If I seem a little cavalier about having my prostate removed, I have my reasons. From a purely psychological perspective it’d be reassuring to have the “bag of disease” removed from my body even though I am well aware that the cancer has metastasized outside of it. There are also physical issues as well. As I have mentioned in prior posts, my prostate has also caused numerous urination problems ranging from pain, to urgency, to a weak stream.
And that, in a nutshell, is my treatment plan. Piece of cake, right?
But that’s not all…
Next, Dr. Stewart had me sit on the exam table and breathe while he probed me with his stethoscope. He then he had me pull up my shirt and lay down while he palpated my abdomen.
“Your hands are freeeeezing”, I yelped.
“It’s the alcohol .”, he replied.
“Uh, you drink at work?”, I asked.
He just laughed at me. I laughed back, confused.
“Hand sanitizer!”, Jodie added.
“Oh…”, I said, sheepishly. Okay, so maybe the hormone therapy is dulling my mind a little.
“Originally, I started you on Degarelix, or Firmagon, because I was concerned about a testosterone spike making your symptoms worse. Now, I want to start you on Leuprolide, or Lupron. It’s administered as a single shot every three months instead of monthly.”, Dr. Stewart told me.
“And where is this shot administered?”, I asked.
Before Dr. Stewart could answer, his nurse materialized in the doorway, blocking my escape route.
“Drop your pants a little and put your hands on the exam table.”, the nurse told me.
“Ohhhhhhh….”, I replied.
“Uh, I’ll talk to you guys later…”, my mom said as she squeezed past the nurse and made a hasty escape out the door.
“And, you’re staying for this?”, I asked Jodie.
“Sure!”, Jodie replied, a little too enthusiastically.
I shot a glance over my shoulder at the nurse, who was now wearing what looked like a hazmat suit and gloves. She held a transparent bag marked with a biohazard symbol that contained a syringe full of what I imagined, was Lupron.

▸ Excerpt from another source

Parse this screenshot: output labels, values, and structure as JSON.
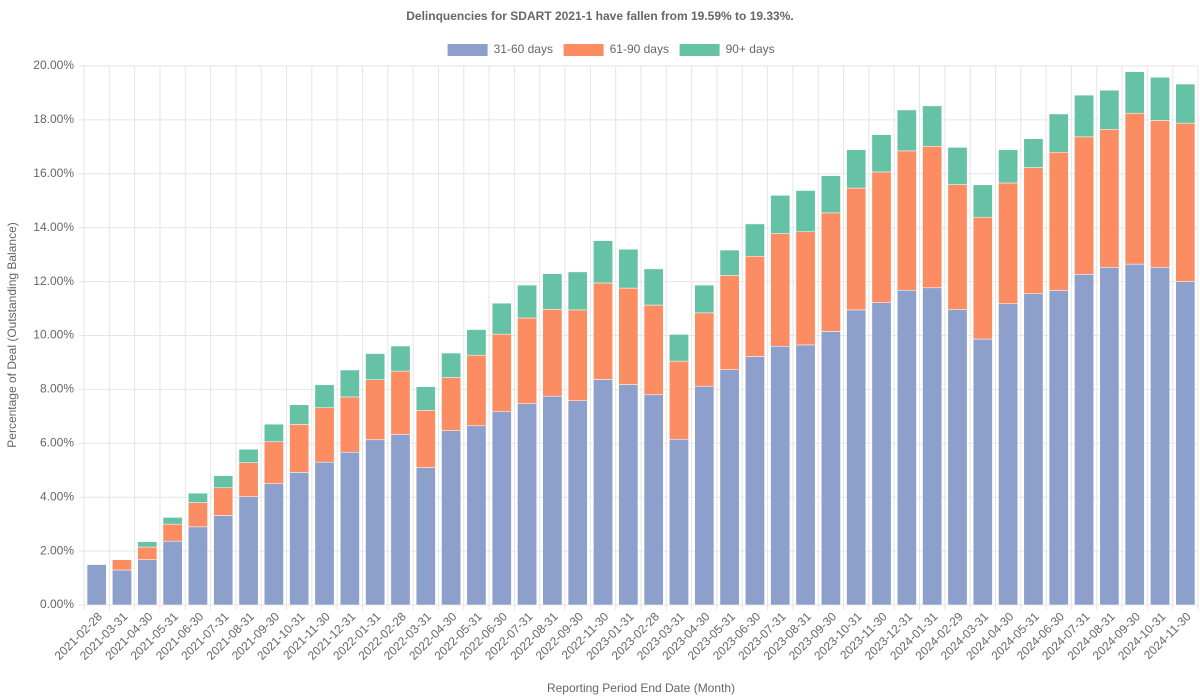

“Wow! I honestly didn’t think it was possible to make syringes where the needle is bigger than the barrel.”, I told the nurse, “Be gentle, or I’ll kick like a mule.”
The nurse was fantastic. I barely felt a thing, well, not until later on that day anyway.
“Have you ever been tempted to slap on a cute pink heart-shaped bandaid back there while no one was looking.”, I asked the nurse while pulling up my pants, “That’s what I’d do…”
“No, but maybe next time!”, she replied with a smile.
By the time I got home it felt like someone had kicked me in the ass where the shot was administered. Oh, well. It’s still far better than two shots to the belly.
So, that’s all for this year, folks!
2020 is going to be rough year for me, and to be honest, I’m scared. I’ve been feeling the best I have felt in months, and now with these new upcoming treatments, I am worried about relapsing. Fortunately, I have my family and friends. Their love and support have helped me more than they could possibly imagine. Thank you, it’s the best gift I could receive.
Have a Merry Christmas and a healthy, happy New Year.